🐨
Video itu benar-benar tersebar. Ancamannya bukan main-main. Satu sekolah dan isinya tau. Tapi, Aku mencoba tidak peduli.
Mereka semua menghujatku lewat akun sosial media, entah itu instragam, line, atau pun whatsapp. Aku memilih private account untuk akun instragamku, ini usulan dari bunda.
Setelah kejadian lusa, aku di jemput bunda dan langsung pulang lebih awal. Sempat mampir sebentar ke dokter psikiater. Karna aku mengalami trauma besar akan cairan berwarna merah, darah. Sempat juga kena shock attack, tapi allhamdulillah sekarang udah baik-baik aja. Kara minum obatnya banyak. Ummm, sekitar lima pil mungkin. Padahal anjuranya dua pil.

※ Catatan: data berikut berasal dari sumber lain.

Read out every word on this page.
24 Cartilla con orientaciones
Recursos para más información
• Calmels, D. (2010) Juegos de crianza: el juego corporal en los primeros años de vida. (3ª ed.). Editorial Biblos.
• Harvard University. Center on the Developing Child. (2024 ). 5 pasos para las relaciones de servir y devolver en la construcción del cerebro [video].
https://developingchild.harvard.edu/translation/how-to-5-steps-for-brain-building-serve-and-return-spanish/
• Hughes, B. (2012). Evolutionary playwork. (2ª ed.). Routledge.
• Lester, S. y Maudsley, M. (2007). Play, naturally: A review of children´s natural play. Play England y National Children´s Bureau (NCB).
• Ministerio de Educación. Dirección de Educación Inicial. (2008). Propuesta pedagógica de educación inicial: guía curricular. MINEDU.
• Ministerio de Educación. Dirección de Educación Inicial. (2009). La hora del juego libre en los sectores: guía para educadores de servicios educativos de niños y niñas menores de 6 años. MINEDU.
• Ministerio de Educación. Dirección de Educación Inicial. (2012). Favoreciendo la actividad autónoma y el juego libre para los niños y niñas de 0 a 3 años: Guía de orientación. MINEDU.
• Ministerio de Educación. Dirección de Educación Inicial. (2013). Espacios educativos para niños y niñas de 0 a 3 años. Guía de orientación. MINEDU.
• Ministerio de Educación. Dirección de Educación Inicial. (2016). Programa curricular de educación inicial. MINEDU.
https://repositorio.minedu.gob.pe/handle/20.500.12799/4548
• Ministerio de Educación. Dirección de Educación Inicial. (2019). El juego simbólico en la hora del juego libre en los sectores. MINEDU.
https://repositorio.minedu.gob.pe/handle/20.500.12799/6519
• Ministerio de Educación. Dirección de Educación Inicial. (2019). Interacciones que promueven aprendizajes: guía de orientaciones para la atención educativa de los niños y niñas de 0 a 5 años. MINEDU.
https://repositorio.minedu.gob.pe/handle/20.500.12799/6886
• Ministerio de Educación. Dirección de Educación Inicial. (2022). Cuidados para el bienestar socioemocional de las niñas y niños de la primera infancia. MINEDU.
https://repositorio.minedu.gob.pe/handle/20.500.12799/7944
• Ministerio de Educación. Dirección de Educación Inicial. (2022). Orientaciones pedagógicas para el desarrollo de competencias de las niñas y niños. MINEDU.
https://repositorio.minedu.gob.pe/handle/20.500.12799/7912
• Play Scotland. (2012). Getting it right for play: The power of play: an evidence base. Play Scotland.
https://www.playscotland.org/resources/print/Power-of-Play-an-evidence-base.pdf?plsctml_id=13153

Alasannya ya karena kejadian Almarhumah ibu kecelakaan banyak sekali darah yang tumpah. Tidak, aku tidak bisa merincikan bagaimana kejadian itu. Yang jelas banyak darah berceceran.
Aku sungguh tidak mengerti, di jaman modern yang seperti ini masih ada pembullyan. Hanya karena seorang laki-laki mereka menyakiti fisik dan juga psikis seseorang.
Aku memutuskan untuk tetap masuk sekolah setelah satu hari aku tidak masuk. Padahal, bunda melarangku untuk masuk. Namun aku kekeuh dengan keinginanku. Biarkan aku menyelesaikan masalah ini tanpa campur tangan orang lain.
Ayah sempat mengamuk seperti orang kesetanan setelah tau aku di bully oleh seseorang. Bahkan ayah memarahi adikku Kenan yang tidak ada sangkut pautnya dengan masalah ini. Namun, ayah bilang 'Seharusnya kamu bisa jaga Kakakmu di sekolah. Ayah suruh kamu satu sekolah sama kakakmu supaya bisa jaga kakakmu' kata ayah dengan setiap kata penuh penekanan.
Bukan kah itu terlalu kejam? Bagaimana jika adik manisku satu-satunya terluka akan ucapan ayah yang dilontarkan? Tapi, Kenan bilang dia tidak terluka dengan apa yang ayah ucapkan, malahan ayah yang mengingatkan tanggung jawab seorang anak laki-laki yang wajib menjaga saudara perempuannya. Aku tersentuh.
Mobil Ayah berhenti tepat di depan gerbang sekolah. Kenan turun terlebih dahulu setelah salim dan pamit.
"Kalau ada apa-apa bilang ayah. Jangan sampai kejadian kemarin terulang lagi," ucap ayah. Aku hanya mengangguk pertanda iya.
Aku mencium punggung tangan ayah lalu turun dari mobil. Aku memakai jaket kulit hitam, topi hitam dan juga masker hitam.
Udah kayak artis aja gue di liatin.
Aku berjalan memasuki area sekolah dengan dagu sedikit terangkat seolah menantang. Aku tidak peduli. Toh, bukan aku yang berbuat. Prinsipku gini, kalau aku berani berarti aku benar. Tapi, kalau aku takut berarti aku salah.
Semua mata langsung mengarah kepadaku. Aku menghiraukan mereka semua, menganggap mereka tidak ada. Terdengar bisik-bisik para murid yang menatapku.
"Oh jadi dia yang ngelakuin kekerasan."
"Sombong banget sih."
"Jangan deket-deket dia gengs, entar lo mati di tanganya."
Emang gue tuhan gitu yang berhak mencabut nyawa manusia? Goblok banget jadi orang.
"Masih punya nyali dia buat dateng ke sekolah setelah ngelakuin hal keji."
Hal keji apaan bangsat, kalau gak tau gak usah sok tau.
"Mungkin habis ini dia pasti di keluarin dari sekolah."
Halah bacot, bisik-bisik kok satu negara dengar. Ghibah aja teroosss.